Elles sont donc quatre et travaillent pour le quotidien Libération : en route pour les présentations. Honneur à l’aînée, Paula (Claude Degliame) est une femme mûre, cultivée et élégante. Betty (Audrey Dana) et Charlotte (Sarah Grappin) sont au cœur de la trentaine. La première est photo-reporter, une brune plantureuse et baroudeuse. La seconde, rédactrice un brin intello et pleine de charme, vient de se faire larguer alors qu’elle est la mère d’un petit garçon issu d’une précédente relation. Et enfin Sandy (Anna Mihalcea), 20 ans et standardiste de son état, est une jolie blonde un peu boulotte aux yeux pétillants. Ce sont des femmes de notre époque, version urbaine et moderne. La cinéaste note que « l’indépendance financière acquise en travaillant, la distance prise avec la religion et, du coup, la disparition de la notion de péché, favorisent une plus grande liberté amoureuse et sexuelle ». Choisie ou non, la solitude est une extension potentielle de ce mode de vie, et même à deux, Paula est mariée, l’insatisfaction guette. Surtout si l’on considère le cas de Sandy, dont la généreuse poitrine obsède complètement un journaliste bellâtre totalement libidineux…
Pour installer cette solitude, on a droit au retour à domicile avec zéro message sur le répondeur. Mais cela passe par des plans bien sentis. En ouverture, une foule défile dans le flou, comme pour signaler une époque anonyme, où le contact avec la multitude est loin de signifier une sociabilité fournie. Quelques images furtives, sommets des toits en zinc détrempés ou grands axes surchargés à la tombée de la nuit, participent de cette mélancolie installée efficacement. Pour le reste, on a droit à des scènes de femmes-entre-elles, notamment à la cafet’, avec ce qu’il faut d’autodérision aussi bien dans les dialogues que dans la mise en scène. Le jeu tout en décalage de Claude Degliame est une pure merveille avec cette voix grave trimballant une magnifique ironie désenchantée. N’y a‑t-il pas quelque chose d’indécent à « s’occuper de son cul et de son corps quand le monde va si mal » ? balance-t-elle. Il faut dire que le processus qui mène ce quatuor à faire appel à des « hommes tarifés pour avoir des rapports sexuels » n’est pas le point fort de Ah ! la libido. Car le film prend véritablement son envol à partir du moment où les trajectoires se séparent et que chacune chemine vers son sex-toy.

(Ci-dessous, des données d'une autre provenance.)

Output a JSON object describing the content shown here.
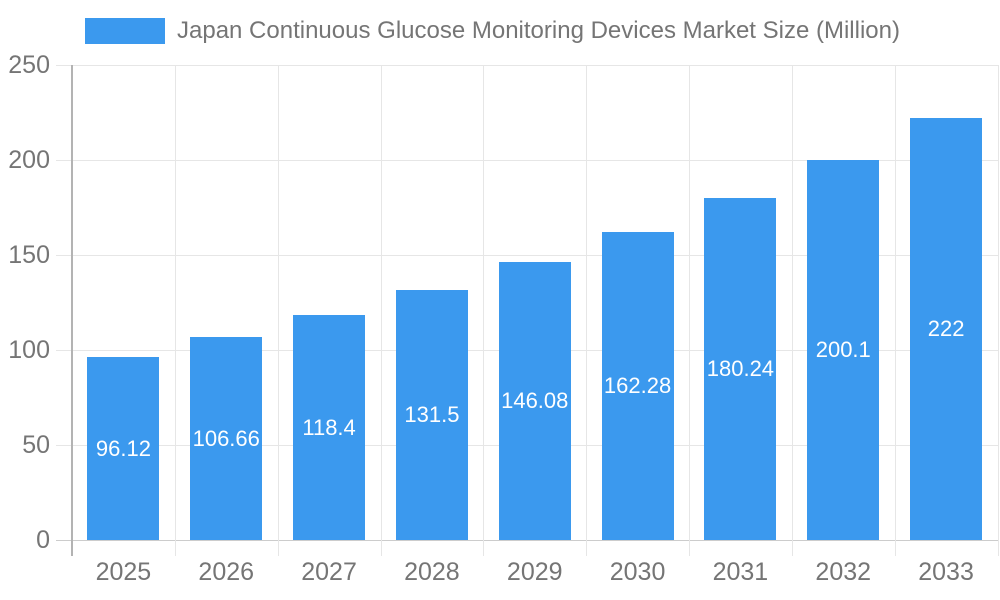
{
  "chart_data": {
    "type": "bar",
    "title": "Japan Continuous Glucose Monitoring Devices Market Size (Million)",
    "categories": [
      "2025",
      "2026",
      "2027",
      "2028",
      "2029",
      "2030",
      "2031",
      "2032",
      "2033"
    ],
    "values": [
      96.12,
      106.66,
      118.4,
      131.5,
      146.08,
      162.28,
      180.24,
      200.1,
      222
    ],
    "value_labels": [
      "96.12",
      "106.66",
      "118.4",
      "131.5",
      "146.08",
      "162.28",
      "180.24",
      "200.1",
      "222"
    ],
    "xlabel": "",
    "ylabel": "",
    "ylim": [
      0,
      250
    ],
    "yticks": [
      0,
      50,
      100,
      150,
      200,
      250
    ],
    "grid": true,
    "legend_position": "top",
    "colors": {
      "bar": "#3b99ee",
      "bar_label_text": "#ffffff",
      "axis_text": "#757575",
      "gridline": "#e6e6e6",
      "zero_line": "#cccccc",
      "axis_line": "#b3b3b3",
      "background": "#ffffff"
    }
  }
}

On s’amuse de l’orgueil de Betty qui dit y aller comme on va au sport et se présente finalement en robe de gala pailletée. On est carrément transporté par la sublime séquence où Paula se rend au « paddock ». Pour cela, Michèle Rosier a reconstitué avec un décor rouge le tableau « Au salon de la rue des Moulins » de Toulouse-Lautrec, dans lequel des prostitués sont en attente dans un salon. Ici, le visage de la cliente se reflète dans le miroir sans tain pendant qu’elle observe les éphèbes qui se prélassent. Ce faciès esquisse de subtiles variations oscillant entre sidération, amusement, inquiétude et gourmandise. Quand on prend connaissance du C.V. du directeur de la photographie Emmanuel Machuel (Van Gogh de Maurice Pialat, Ossos de Pedro Costa ou entre autres Oliveira pour La Lettre), on comprend cette belle capacité à filmer les corps, aussi bien un pénis en érection que de belles courbes alanguies, avec justesse et sans fausse note. Ceci sans les instrumentaliser et en parvenant même à faire exister les personnages masculins, tout en cultivant une réjouissante drôlerie. Le respect de ceux qui se trouvent à l’écran ou devant lui, voilà une bonne manière que la comédie perd beaucoup trop souvent de vue.